The military’s relentless drive for recruits appears to be yielding results. After missing its 2005 recruiting goal by 6,600 enlistees, the Army has met all of its monthly recruiting goals this year. With the school year winding down, the Army saw its monthly recruiting total jump from 5,806 in May to 8,756 in June. To date, the Army has added 51,615 new recruits since the fiscal year began in October, according to Julia Bobick, a spokesperson for the U.S. Army Recruiting Command. The Army will need to enlist another 28,385 soldiers (or 9,700 per month) by Sept. 30 to meet its annual goal. The other military services (Air Force, Navy, Marines) are also en route to meeting their annual quotas.

Locally, the New York City Recruiting Battallion (which also encompasses Long Island, Westchester County and six northern New Jersey counties) has enlisted 1,343 new soldiers into the Army as of July 7, according to spokesperson Emilie Gockley. In FY ‘05, the battalion signed up 1,733 recruits.

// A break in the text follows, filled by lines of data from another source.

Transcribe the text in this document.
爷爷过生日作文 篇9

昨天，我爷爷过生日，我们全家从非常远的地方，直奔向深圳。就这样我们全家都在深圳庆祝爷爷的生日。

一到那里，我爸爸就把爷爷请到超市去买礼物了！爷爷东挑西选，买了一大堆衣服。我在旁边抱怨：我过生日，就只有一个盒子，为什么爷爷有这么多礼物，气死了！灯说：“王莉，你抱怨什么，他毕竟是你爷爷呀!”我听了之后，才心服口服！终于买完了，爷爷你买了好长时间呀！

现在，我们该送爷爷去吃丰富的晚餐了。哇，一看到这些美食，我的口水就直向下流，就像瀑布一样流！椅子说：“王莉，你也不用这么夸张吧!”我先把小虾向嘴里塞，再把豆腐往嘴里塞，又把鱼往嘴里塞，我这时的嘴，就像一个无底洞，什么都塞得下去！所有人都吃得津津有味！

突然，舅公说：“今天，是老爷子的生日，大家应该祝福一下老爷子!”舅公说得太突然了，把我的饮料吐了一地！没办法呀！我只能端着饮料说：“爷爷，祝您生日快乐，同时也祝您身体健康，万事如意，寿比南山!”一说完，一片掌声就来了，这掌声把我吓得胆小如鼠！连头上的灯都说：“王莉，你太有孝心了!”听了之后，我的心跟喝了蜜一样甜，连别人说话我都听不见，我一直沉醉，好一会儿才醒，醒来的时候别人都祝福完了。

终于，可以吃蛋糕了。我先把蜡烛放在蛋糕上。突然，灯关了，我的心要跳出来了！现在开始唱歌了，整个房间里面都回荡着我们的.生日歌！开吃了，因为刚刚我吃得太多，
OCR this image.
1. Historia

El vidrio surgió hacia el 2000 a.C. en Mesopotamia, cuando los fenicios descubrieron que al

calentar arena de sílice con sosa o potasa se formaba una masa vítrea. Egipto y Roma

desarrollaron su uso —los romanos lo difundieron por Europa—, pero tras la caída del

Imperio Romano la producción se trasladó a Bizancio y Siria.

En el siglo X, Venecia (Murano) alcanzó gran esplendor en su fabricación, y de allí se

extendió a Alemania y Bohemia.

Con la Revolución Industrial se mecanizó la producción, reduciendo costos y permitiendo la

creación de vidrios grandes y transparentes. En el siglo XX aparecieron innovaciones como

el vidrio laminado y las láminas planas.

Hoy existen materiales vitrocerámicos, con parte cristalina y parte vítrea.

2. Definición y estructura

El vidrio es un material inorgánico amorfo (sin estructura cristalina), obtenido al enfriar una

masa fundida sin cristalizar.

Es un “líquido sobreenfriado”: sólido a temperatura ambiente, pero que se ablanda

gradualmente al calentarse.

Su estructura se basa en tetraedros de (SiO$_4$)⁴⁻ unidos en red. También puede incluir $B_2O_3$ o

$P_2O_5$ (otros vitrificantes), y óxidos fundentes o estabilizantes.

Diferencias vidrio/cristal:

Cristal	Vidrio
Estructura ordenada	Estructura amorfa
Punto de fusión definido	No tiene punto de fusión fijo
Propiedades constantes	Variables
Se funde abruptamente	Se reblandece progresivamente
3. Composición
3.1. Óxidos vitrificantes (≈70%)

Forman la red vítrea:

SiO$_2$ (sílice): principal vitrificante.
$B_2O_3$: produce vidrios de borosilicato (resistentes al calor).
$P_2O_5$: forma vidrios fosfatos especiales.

For many young people, joining the military is a way to escape communities that offer little hope of a better future.

“My son had been talking about the Navy since he was in his last year of high school,” says Debbie Jones, a mother of four who lives on the Lower East Side. “He didn’t want to be like the rest of the boys on the block, selling drugs, hanging on the street corners getting into trouble.”

While young people ultimately are left with making the tough decision of choosing to enlist in the military or to go to college, a lack of information and funding for education is cited as a fundamental problem.

“People always want to blame hip-hop, the parents, the radio stations, but it’s a lack of resources. Funding is going towards recruiting methods, Feliciano says. “There is no money for after-school programs and there aren’t enough counter-military recruitment programs.”

When the decision to enlist is made, mothers like Debbie Jones can only hope that their children made the right decision and will come home safe.

“I get nervous, I keep saying, ‘What are we really fighting for?’ All I can do is pray,” says Jones, whose son, Bernell Carswell, will be deployed overseas for six months beginning in August. He is currently based in Atlanta.

Counter-recruiting activists at the Uptown Youth for Peace and Justice have been working hard to build a strong coalition that creates alternatives to the military. Currently the organization is planning a three-day weekend conference for September in conjunction with Brotherhood Sister Soul, The Community School for Social Justice, and the S.T.A.T.E. (Students Taking Action Toward Empowerment) The weekend conference will train students how to get the military out of there schools and offer alternatives to the military, such as hosting a career, job and college fair.

“There are options and students are not told that enough,” Feliciano says. “If going to college isn’t for you there are trade schools that offer job training.”